Ken Weatherley MBE
- Country (sports): Great Britain
- Born: 24 November 1947 (age 77)

Singles
- Career record: 63–91
- Career titles: 1

Grand Slam singles results
- Wimbledon: 1R (1972)

Doubles

Grand Slam doubles results
- Wimbledon: 2R (1972)

= Ken Weatherley =

British tennis player

Kenneth Frank Weatherley (born 24 November 1947) is a British former professional tennis player.
==Career==
He played his first tournament in 1963 at the Palace Hotel Covered Courts Championships in Torquay. Weatherley, a Surrey county player, was educated at the Millfield School and University of Cambridge. He made the main draw of the 1972 Wimbledon Championships.
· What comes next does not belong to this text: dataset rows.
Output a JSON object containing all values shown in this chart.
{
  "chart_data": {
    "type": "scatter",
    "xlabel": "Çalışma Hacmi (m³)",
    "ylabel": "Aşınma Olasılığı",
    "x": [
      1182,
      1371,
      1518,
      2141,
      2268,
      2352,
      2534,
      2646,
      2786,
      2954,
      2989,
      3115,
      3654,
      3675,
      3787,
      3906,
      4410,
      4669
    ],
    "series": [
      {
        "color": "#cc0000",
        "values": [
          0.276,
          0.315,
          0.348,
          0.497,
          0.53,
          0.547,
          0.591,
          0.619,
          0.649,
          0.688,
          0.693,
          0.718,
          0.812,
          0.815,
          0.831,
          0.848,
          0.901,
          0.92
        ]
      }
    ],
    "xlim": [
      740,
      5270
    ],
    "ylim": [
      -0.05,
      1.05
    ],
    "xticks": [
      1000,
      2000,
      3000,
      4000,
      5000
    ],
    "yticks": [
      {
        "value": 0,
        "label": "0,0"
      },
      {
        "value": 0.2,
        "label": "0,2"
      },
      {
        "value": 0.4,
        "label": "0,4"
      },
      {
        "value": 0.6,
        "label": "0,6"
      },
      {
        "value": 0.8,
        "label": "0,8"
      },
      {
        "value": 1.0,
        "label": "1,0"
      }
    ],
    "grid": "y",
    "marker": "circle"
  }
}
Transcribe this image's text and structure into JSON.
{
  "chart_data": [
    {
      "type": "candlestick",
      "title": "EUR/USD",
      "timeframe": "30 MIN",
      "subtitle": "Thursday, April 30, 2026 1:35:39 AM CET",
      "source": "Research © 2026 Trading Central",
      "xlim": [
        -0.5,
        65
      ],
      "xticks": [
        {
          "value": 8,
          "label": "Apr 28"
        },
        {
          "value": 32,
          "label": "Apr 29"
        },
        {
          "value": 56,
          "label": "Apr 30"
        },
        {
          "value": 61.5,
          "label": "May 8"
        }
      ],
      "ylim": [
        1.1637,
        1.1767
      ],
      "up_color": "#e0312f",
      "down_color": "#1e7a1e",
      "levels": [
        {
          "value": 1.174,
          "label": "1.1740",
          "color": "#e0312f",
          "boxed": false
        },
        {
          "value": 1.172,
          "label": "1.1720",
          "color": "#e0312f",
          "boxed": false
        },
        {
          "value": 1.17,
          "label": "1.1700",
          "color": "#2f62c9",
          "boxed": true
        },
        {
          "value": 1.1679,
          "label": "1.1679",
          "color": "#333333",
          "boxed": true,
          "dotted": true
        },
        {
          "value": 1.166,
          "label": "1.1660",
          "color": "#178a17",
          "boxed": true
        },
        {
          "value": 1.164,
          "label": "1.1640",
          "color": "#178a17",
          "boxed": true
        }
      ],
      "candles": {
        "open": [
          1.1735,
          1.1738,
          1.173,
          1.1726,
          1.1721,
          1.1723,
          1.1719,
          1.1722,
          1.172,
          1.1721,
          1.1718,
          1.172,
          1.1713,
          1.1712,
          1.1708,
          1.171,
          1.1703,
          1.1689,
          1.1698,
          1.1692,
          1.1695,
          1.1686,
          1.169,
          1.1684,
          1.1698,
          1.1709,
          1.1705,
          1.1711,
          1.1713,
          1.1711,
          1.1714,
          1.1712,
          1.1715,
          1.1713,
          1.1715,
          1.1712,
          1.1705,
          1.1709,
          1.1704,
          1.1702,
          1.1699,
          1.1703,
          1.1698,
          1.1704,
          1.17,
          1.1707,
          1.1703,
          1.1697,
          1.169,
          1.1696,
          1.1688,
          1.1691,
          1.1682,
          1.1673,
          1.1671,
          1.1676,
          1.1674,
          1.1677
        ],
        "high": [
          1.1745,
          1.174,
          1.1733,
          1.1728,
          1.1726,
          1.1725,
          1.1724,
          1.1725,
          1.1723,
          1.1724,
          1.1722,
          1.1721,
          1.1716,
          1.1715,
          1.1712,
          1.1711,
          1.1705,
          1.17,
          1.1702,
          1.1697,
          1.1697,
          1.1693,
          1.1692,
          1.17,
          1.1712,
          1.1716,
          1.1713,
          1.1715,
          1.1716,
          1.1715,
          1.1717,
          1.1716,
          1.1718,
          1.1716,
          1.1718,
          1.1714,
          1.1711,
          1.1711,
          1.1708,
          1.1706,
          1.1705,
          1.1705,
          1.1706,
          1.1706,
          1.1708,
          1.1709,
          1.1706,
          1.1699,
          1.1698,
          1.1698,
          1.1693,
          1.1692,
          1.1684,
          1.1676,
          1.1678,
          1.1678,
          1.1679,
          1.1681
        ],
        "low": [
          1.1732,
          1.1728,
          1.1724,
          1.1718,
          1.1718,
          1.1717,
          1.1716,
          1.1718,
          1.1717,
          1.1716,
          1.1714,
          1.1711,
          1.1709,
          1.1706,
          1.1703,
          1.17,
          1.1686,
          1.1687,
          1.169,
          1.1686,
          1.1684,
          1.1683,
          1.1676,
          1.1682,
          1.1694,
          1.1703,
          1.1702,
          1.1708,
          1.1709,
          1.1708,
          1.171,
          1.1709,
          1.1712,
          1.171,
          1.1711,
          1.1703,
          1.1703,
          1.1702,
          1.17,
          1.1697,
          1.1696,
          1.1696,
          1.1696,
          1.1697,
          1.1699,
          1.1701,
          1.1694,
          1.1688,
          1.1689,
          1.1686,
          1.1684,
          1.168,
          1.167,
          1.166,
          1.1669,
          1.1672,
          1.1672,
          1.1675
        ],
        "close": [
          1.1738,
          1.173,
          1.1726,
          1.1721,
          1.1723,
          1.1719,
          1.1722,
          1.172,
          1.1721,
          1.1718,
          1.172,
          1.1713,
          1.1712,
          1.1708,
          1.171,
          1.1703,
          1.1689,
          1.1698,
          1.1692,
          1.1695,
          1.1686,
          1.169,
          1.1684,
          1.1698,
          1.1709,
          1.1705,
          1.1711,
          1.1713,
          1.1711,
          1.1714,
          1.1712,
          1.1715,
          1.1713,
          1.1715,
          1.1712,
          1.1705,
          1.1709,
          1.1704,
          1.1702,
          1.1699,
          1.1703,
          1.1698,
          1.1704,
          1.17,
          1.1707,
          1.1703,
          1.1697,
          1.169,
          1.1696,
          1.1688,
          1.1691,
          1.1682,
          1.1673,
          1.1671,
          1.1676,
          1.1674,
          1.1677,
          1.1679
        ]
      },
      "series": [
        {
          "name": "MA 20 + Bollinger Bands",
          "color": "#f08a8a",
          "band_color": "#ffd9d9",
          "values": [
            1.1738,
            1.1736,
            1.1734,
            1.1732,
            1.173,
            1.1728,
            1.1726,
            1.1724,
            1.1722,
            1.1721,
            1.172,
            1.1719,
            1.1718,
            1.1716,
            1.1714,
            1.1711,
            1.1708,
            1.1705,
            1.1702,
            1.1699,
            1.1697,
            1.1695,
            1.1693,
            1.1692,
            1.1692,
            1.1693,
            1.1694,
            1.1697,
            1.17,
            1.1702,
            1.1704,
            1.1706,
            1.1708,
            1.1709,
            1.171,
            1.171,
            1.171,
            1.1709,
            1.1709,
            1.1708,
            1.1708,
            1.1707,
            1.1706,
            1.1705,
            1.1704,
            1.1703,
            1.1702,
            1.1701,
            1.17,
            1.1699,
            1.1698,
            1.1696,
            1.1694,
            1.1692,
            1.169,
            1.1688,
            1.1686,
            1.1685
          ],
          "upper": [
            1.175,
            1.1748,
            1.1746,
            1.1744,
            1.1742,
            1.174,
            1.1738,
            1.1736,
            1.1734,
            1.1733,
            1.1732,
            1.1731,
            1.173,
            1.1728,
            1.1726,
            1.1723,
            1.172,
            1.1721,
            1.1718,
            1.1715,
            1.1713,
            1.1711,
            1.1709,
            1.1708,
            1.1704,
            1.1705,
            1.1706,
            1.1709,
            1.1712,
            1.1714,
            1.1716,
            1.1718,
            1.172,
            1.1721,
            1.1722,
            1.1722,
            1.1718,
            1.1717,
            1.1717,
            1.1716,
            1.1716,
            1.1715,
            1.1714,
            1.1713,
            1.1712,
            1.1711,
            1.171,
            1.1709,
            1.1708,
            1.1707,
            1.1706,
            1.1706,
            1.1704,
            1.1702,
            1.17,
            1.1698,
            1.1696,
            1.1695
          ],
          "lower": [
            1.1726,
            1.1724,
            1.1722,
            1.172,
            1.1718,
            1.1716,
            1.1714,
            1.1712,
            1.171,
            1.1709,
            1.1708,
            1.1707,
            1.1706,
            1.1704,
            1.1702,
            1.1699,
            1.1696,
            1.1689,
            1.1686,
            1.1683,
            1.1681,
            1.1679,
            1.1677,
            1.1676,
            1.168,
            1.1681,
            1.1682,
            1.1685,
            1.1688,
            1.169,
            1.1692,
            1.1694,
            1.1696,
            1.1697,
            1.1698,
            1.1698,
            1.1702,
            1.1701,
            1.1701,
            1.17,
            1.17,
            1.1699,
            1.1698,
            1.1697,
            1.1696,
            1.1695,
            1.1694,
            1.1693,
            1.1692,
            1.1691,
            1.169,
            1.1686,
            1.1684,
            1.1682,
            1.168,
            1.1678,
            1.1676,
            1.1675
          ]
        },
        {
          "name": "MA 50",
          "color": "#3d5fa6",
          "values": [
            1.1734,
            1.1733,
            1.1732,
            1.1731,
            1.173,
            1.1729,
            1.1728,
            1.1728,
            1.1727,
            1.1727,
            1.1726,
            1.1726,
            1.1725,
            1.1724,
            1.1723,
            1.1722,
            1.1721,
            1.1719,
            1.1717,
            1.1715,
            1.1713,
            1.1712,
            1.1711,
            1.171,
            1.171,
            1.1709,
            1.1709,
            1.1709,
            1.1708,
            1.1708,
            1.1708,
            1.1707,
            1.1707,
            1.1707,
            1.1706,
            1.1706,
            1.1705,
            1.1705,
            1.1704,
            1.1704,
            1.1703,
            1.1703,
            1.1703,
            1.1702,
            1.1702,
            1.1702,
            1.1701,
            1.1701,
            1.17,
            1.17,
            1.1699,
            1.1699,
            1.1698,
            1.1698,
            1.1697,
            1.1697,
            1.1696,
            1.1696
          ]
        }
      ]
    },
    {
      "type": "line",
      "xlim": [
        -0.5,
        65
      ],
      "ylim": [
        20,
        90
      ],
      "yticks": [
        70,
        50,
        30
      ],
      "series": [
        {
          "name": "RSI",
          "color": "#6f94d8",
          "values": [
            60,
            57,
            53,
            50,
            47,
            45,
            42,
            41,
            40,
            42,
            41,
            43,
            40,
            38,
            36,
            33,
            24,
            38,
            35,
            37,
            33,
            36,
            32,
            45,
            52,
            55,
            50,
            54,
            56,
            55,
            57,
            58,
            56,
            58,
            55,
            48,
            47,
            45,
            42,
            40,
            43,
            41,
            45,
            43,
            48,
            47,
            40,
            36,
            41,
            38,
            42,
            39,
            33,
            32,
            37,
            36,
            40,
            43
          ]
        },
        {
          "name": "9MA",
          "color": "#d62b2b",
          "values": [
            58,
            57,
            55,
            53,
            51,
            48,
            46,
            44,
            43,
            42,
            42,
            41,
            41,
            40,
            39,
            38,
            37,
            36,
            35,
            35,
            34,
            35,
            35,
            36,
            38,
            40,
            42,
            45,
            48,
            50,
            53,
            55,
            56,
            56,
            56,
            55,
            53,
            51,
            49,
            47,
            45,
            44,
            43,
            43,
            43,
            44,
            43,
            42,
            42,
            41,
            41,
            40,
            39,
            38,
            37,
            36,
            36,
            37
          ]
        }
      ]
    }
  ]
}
His career singles highlights included winning his one and only title at the Les Diablerets International Championship in Switzerland in 1971. Additionally he was also a finalist at the Grantown-on-Spey Open in 1964. In 1971 he contested four other finals including the Torquay Open where he lost to Premjit Lall, the Ascona International where he lost to John de Mendoza, the Ilkley Open losing to Ray Keldie, and the Israel International Invitation where he was defeated by Hank Irvine. Weatherley played his final singles event in 1977 at the Tally-Ho! Open Tennis Championships.

A former Wimbledon committee member, he founded the charity Tennis First which helps fund young players. He was influential in getting funding for a 12-year old Emma Raducanu.